Dans le cas des protéines de taille > 25 kDa, il devient nécessaire d’avoir des taux de deutération importants afin d’obtenir des spectres bien résolus, mais dans ce cas, les contraintes de type NOE ne seront plus accessibles empêchant la détermination d’une structure haute résolution. Pour palier à ce problème, d’autres contraintes peuvent être utilisées, basées sur l’analyse des NOEs entre méthyles. Du fait de leur hydrophobicité, les résidus hydrophobes comme les valines, les leucines et les isoleucines sont souvent impliqués dans le cœur hydrophobe des protéines. On peut donc spécifiquement protoner ces résidus au niveau des méthyles par marquage spécifique (15) et observer les interactions entre les méthyles proches dans l’espace afin de déterminer le repliement de la protéine (14).

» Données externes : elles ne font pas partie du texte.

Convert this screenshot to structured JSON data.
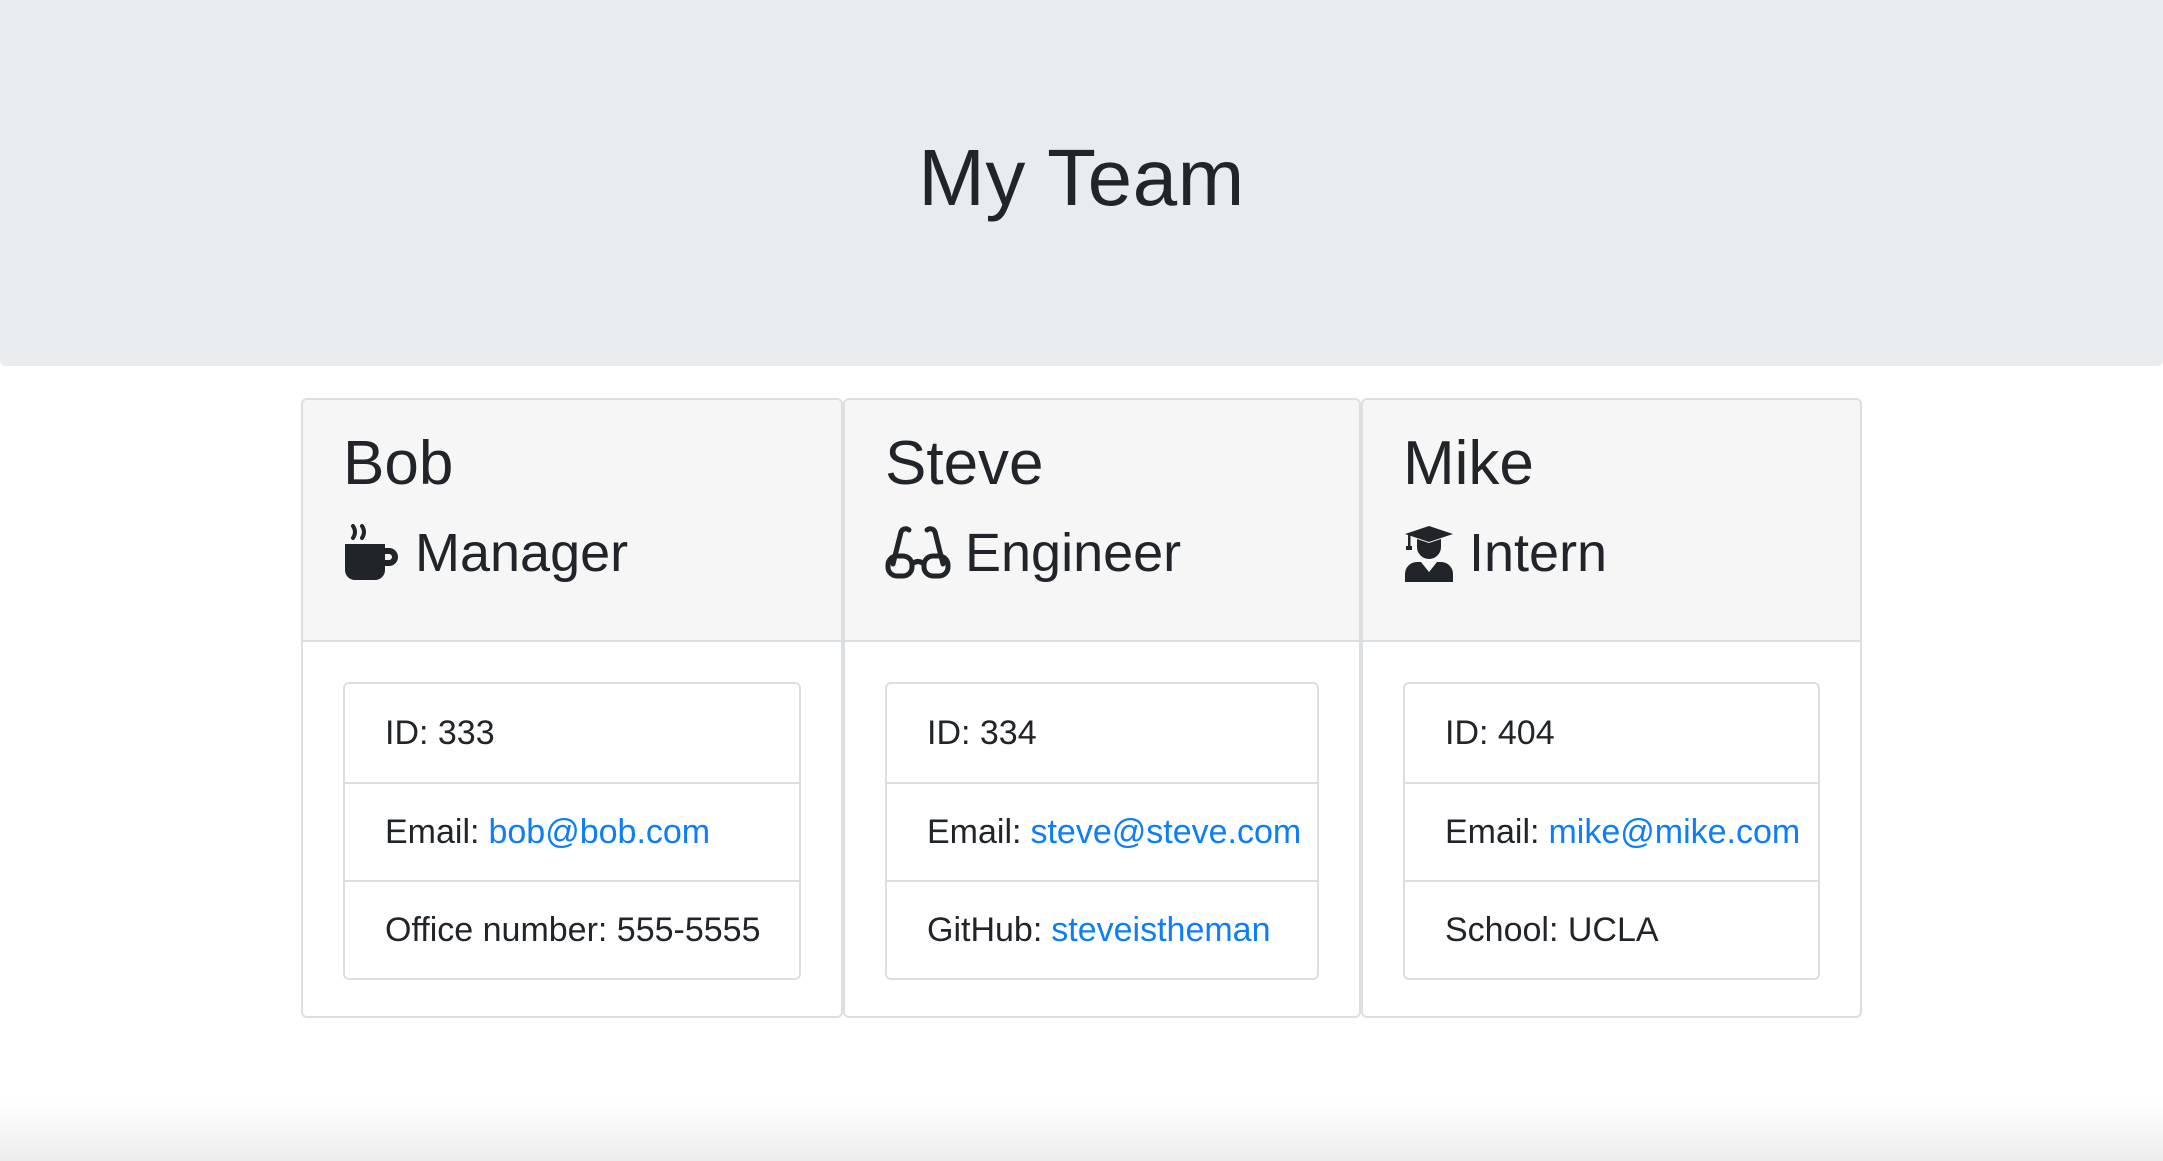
{
  "header": {
    "title": "My Team"
  },
  "employees": [
    {
      "name": "Bob",
      "role": "Manager",
      "role_icon": "coffee-icon",
      "id_label": "ID: 333",
      "email_label": "Email:",
      "email": "bob@bob.com",
      "extra_label": "Office number: 555-5555"
    },
    {
      "name": "Steve",
      "role": "Engineer",
      "role_icon": "glasses-icon",
      "id_label": "ID: 334",
      "email_label": "Email:",
      "email": "steve@steve.com",
      "extra_label": "GitHub:",
      "extra_link": "steveistheman"
    },
    {
      "name": "Mike",
      "role": "Intern",
      "role_icon": "graduate-icon",
      "id_label": "ID: 404",
      "email_label": "Email:",
      "email": "mike@mike.com",
      "extra_label": "School: UCLA"
    }
  ],
  "colors": {
    "jumbotron_bg": "#e9ecef",
    "link": "#0d7ef7",
    "header_bg": "#f6f6f6"
  }
}
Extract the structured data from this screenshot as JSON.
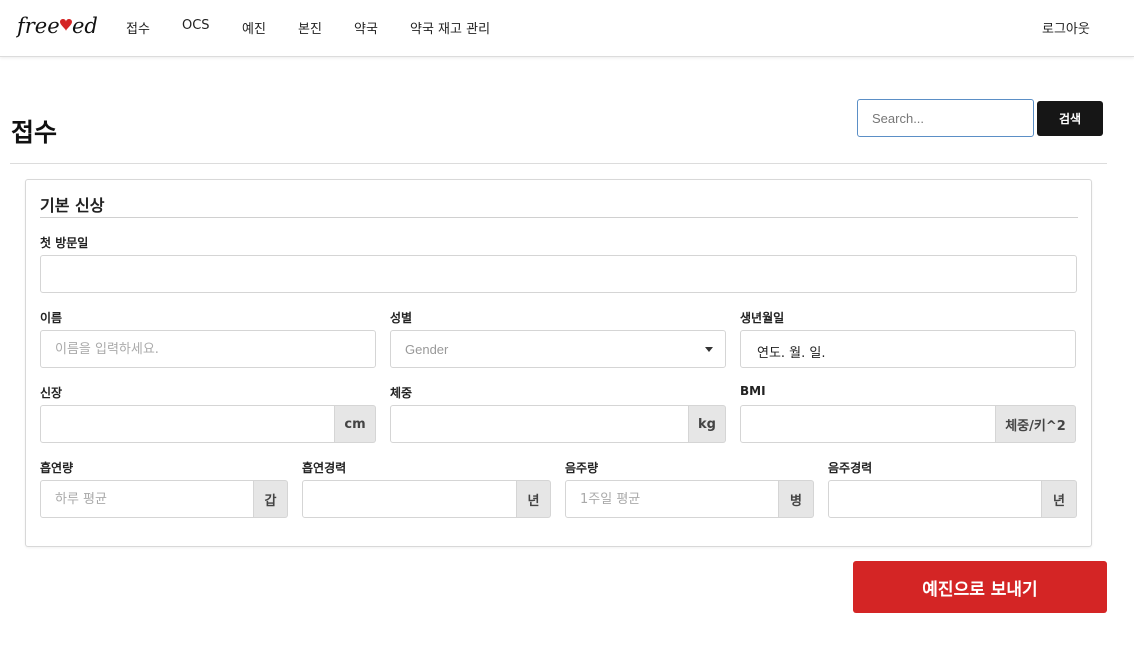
{
  "nav": {
    "logo_text": "freeMed",
    "items": [
      "접수",
      "OCS",
      "예진",
      "본진",
      "약국",
      "약국 재고 관리"
    ],
    "logout": "로그아웃"
  },
  "page": {
    "title": "접수",
    "search_placeholder": "Search...",
    "search_button": "검색"
  },
  "form": {
    "section_title": "기본 신상",
    "first_visit": {
      "label": "첫 방문일",
      "value": ""
    },
    "name": {
      "label": "이름",
      "placeholder": "이름을 입력하세요."
    },
    "gender": {
      "label": "성별",
      "selected": "Gender"
    },
    "birth": {
      "label": "생년월일",
      "value": "연도. 월. 일."
    },
    "height": {
      "label": "신장",
      "unit": "cm"
    },
    "weight": {
      "label": "체중",
      "unit": "kg"
    },
    "bmi": {
      "label": "BMI",
      "unit": "체중/키^2"
    },
    "smoking_amount": {
      "label": "흡연량",
      "placeholder": "하루 평균",
      "unit": "갑"
    },
    "smoking_years": {
      "label": "흡연경력",
      "unit": "년"
    },
    "drinking_amount": {
      "label": "음주량",
      "placeholder": "1주일 평균",
      "unit": "병"
    },
    "drinking_years": {
      "label": "음주경력",
      "unit": "년"
    }
  },
  "submit_button": "예진으로 보내기",
  "colors": {
    "accent": "#d42525",
    "dark_button": "#161616",
    "input_focus": "#5b8fc6"
  }
}
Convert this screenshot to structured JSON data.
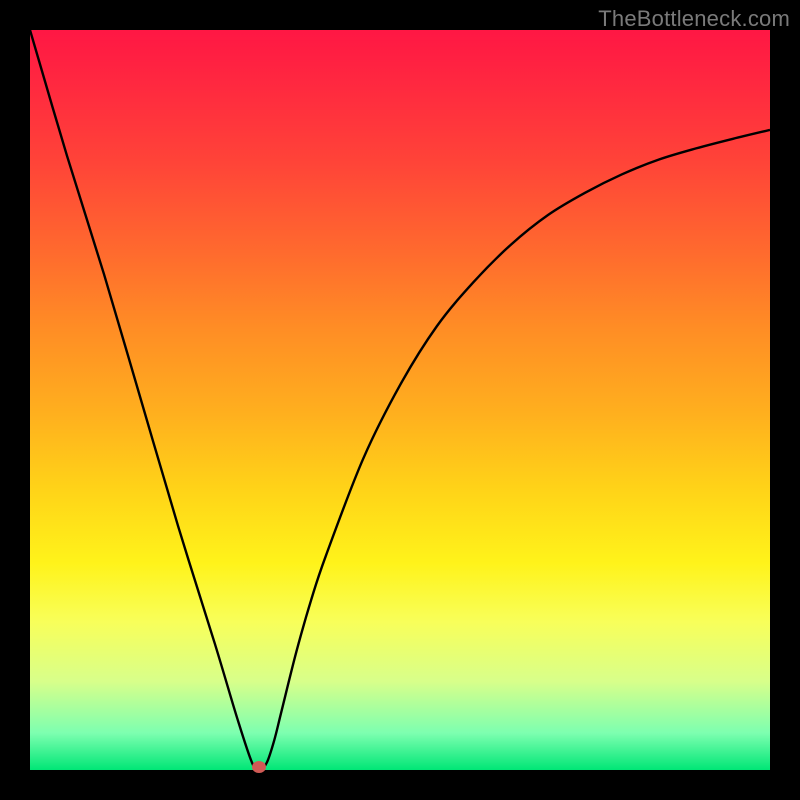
{
  "watermark": "TheBottleneck.com",
  "colors": {
    "curve_stroke": "#000000",
    "marker_fill": "#d05a55",
    "frame": "#000000"
  },
  "chart_data": {
    "type": "line",
    "title": "",
    "xlabel": "",
    "ylabel": "",
    "xlim": [
      0,
      100
    ],
    "ylim": [
      0,
      100
    ],
    "grid": false,
    "legend": false,
    "series": [
      {
        "name": "bottleneck-curve",
        "x": [
          0,
          5,
          10,
          15,
          20,
          25,
          28,
          30,
          31,
          32,
          33,
          34,
          36,
          38,
          40,
          45,
          50,
          55,
          60,
          65,
          70,
          75,
          80,
          85,
          90,
          95,
          100
        ],
        "y": [
          100,
          83,
          67,
          50,
          33,
          17,
          7,
          1,
          0,
          1,
          4,
          8,
          16,
          23,
          29,
          42,
          52,
          60,
          66,
          71,
          75,
          78,
          80.5,
          82.5,
          84,
          85.3,
          86.5
        ]
      }
    ],
    "annotations": [
      {
        "name": "minimum-marker",
        "x": 31,
        "y": 0
      }
    ]
  }
}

Depuis les années 1990, une autre approche permettant de collecter des contraintes spatiales dans les molécules deutérées a été développée. Elle se base sur la mesure des couplages dipolaires résiduels (RDC). Ces derniers contiennent l’information permettant d’orienter les différents vecteurs de la molécule (exemple : les N-H, C-H…), les uns par rapport aux autres. Pour les mesurer, l’échantillon est placé dans un milieu cristal liquide qui va induire de l’ordre dans l’échantillon. Dans ces conditions, la réorientation moléculaire n’est plus isotrope et le couplage dipolaire n’est plus moyenné à 0 permettant ainsi de le mesurer. Ce paramètre permettra d’obtenir des contraintes orientationnelles comme nous le verrons plus tard. Ces contraintes sont une source très intéressante de contrainte puisqu’elles ne sont pas dépendantes de la distance contrairement au NOEs.